Additionally, in a race that didn’t garner the same headlines but may prove just as important, Kevin Dougherty won the Democratic nomination for one of three open seats on the PA Supreme Court.
Unsurprisingly, much of Kevin’s support came from Philadelphia.
John (or “Johnny Doc” as the media, but hopefully not his family, calls him) is the influential labor leader of IBEW 98. The union gave a substantial amount of financial support to Kevin. That aid paid off when the final results came in.
Now this isn’t unexpected, after all Dougherty is from Philadelphia and serves on the city’s Court of Common Pleas. He also received significant support from Philly’s “collar counties” as well (if you add his votes from Philadelphia, Bucks, Chester, Delaware and Montco together it comes to 55.5% of his total).
Although this does potentially present one large problem. It is entirely possible more Philadelphians turned out to vote last Tuesday then will show up on November 3rd.
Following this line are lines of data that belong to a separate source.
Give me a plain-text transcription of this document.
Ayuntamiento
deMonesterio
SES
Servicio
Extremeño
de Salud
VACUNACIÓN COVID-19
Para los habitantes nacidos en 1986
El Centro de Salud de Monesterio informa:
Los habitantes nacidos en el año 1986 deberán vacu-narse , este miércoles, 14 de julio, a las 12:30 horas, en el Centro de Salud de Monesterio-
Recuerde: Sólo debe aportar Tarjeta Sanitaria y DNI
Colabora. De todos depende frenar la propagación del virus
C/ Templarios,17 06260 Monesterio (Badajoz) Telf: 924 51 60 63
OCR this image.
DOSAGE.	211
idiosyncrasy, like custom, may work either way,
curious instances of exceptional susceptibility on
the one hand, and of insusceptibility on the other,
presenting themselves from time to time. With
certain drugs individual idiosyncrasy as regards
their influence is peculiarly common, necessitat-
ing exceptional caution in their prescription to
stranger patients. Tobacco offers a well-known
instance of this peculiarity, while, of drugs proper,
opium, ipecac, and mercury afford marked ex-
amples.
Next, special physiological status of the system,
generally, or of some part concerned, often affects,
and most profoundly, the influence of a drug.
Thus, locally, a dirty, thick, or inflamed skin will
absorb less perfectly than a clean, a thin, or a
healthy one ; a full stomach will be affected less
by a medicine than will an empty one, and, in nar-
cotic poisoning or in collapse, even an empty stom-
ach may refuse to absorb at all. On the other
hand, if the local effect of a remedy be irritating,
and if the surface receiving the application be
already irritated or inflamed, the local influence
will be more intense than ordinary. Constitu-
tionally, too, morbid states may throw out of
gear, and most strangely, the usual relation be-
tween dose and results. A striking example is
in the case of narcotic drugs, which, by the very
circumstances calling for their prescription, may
Philly, like nearly all U.S. cities, is a Democratic stronghold. Therefore, an open six-person party primary could draw more voters than a general election in which no one believes the GOP nominee has a chance.
For instance, during Philly’s last open Mayoral contest in 2007, 291,492 showed up to vote in the Democratic primary. Come general election time, though, turnout was just 222,583. That represents a near twenty-five percent drop-off.
Considering 231,243 Democrats voted in this year’s Mayoral primary, I did some math to reach an estimate of how many fewer voters Dougherty can expect out of Philly in November (please keep in mind I’m a political science major and not Euclid). If there is a similar drop in turnout from 2007, that could mean approx. 35,000 less votes for Dougherty.
Given this possibility, the Dougherty campaign should focus on other Democratic areas throughout the commonwealth so there are not over reliant on any one part of the state.
Ultimately, Philly turnout for Dougherty will be an intriguing subplot of an intense battle to fill three open seats, and determine the direction of PA’s highest court for decades to come.